Report: Committee chair Faison to push for home-site NCAA tournament games

Attendance and atmosphere at NCAA regionals could lead to games moving back to host sites. In 2012, the Resch Center in Green Bay, Wis., announced an attendance of 3,465 for a first-round night game between Michigan and Cornell (photo: Jim Rosvold).

Could we be seeing the end of the regional format for the NCAA tournament?

New NCAA men’s ice hockey committee chair Brian Faison has signaled that he’d like to see competing teams host games instead of the regional format that has been in place since 1992.

Midco Sports Network’s Dan Hammer tweeted a series of details from a conversation with Faison, the athletic director at North Dakota.

 

 

 

Attendance and, by extension, atmosphere, has been a concern at regionals in recent years.

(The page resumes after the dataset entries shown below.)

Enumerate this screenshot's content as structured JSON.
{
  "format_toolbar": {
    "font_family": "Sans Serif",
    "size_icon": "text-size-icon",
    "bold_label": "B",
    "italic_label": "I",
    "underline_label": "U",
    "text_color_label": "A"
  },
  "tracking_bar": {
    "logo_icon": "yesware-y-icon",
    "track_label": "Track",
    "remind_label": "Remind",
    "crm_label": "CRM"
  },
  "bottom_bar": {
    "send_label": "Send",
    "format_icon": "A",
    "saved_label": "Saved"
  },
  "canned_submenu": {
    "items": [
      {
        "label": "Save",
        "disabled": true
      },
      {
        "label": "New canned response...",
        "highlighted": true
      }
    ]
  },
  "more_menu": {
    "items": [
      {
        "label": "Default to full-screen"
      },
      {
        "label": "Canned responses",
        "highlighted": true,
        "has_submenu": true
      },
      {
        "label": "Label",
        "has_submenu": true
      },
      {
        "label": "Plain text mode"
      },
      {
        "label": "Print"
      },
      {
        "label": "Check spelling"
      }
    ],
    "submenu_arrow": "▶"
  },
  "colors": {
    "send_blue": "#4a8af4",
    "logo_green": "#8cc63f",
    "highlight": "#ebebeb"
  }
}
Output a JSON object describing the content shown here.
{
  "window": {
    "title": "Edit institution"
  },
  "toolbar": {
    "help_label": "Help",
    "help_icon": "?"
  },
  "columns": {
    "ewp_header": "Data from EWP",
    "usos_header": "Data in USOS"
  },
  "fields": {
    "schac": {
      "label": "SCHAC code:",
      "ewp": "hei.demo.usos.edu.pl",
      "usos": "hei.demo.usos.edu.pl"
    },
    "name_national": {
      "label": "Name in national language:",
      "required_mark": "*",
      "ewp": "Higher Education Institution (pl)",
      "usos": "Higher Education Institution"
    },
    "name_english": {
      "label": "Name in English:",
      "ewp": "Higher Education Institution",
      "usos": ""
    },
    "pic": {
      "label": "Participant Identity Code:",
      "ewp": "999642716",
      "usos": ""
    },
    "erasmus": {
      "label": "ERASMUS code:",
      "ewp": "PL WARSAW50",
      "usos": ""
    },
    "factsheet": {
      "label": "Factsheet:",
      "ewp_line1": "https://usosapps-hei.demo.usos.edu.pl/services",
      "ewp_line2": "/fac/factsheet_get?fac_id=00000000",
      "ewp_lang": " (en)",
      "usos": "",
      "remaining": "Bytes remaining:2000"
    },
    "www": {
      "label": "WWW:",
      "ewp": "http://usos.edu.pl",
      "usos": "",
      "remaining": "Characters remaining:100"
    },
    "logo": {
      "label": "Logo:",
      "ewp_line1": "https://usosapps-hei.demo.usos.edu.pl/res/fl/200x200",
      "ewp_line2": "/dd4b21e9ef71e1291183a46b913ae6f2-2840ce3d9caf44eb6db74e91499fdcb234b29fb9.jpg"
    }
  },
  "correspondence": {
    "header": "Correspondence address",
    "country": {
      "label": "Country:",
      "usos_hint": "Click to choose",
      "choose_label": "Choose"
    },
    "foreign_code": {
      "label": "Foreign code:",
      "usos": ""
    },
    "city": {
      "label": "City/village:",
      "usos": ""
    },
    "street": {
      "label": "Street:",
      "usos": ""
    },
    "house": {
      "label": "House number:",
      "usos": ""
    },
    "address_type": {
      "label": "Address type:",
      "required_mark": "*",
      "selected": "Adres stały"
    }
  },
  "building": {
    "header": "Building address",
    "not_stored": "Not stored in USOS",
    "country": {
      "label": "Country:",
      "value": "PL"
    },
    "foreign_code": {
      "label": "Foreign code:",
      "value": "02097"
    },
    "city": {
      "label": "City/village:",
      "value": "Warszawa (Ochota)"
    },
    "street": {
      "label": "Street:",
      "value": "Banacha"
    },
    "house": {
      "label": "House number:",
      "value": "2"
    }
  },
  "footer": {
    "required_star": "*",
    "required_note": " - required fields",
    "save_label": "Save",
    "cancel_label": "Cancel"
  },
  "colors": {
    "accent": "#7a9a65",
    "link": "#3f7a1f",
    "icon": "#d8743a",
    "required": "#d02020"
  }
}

In 2013, the regionals recorded the lowest combined attendance in 11 seasons since the tournament expanded to 16 teams, 37,321. That was followed by a bit of a resurgence last season, featuring a regional final in Massachusetts between two teams from that state and a similar situation in Minnesota.

Fewer venues have been bidding on the events, especially in the West. This season’s Midwest Regional is being played at Notre Dame even though the NCAA prefers to have regionals at neutral sites and on NHL-sized ice sheets. The Compton Family Ice Arena has a 90-foot-wide rink, 5 feet wider than NHL size.

But Notre Dame was the only bidder on the Midwest Regional this season, forcing the NCAA’s hand.

Former committee chair Jim Knowlton said last season that the committee left the 2017 and 2018 regionals open because it was studying a return to on-campus play.

“We did not want to tie our hands with four years of regionals,” Knowlton said in December 2013. “So we went out two and we’ll continue to assess how the regionals do and whether or not the fan experience and the student-athlete experience will benefit from being on campuses.”

The counterpoint to moving NCAA games to host sites is that the regionals in many instances provide a neutral site that can be a more level playing field.

With a committee chair that appears to be behind the idea of moving NCAA tournament games back to campus sites, however, it seems the idea has more of a chance of acceptance.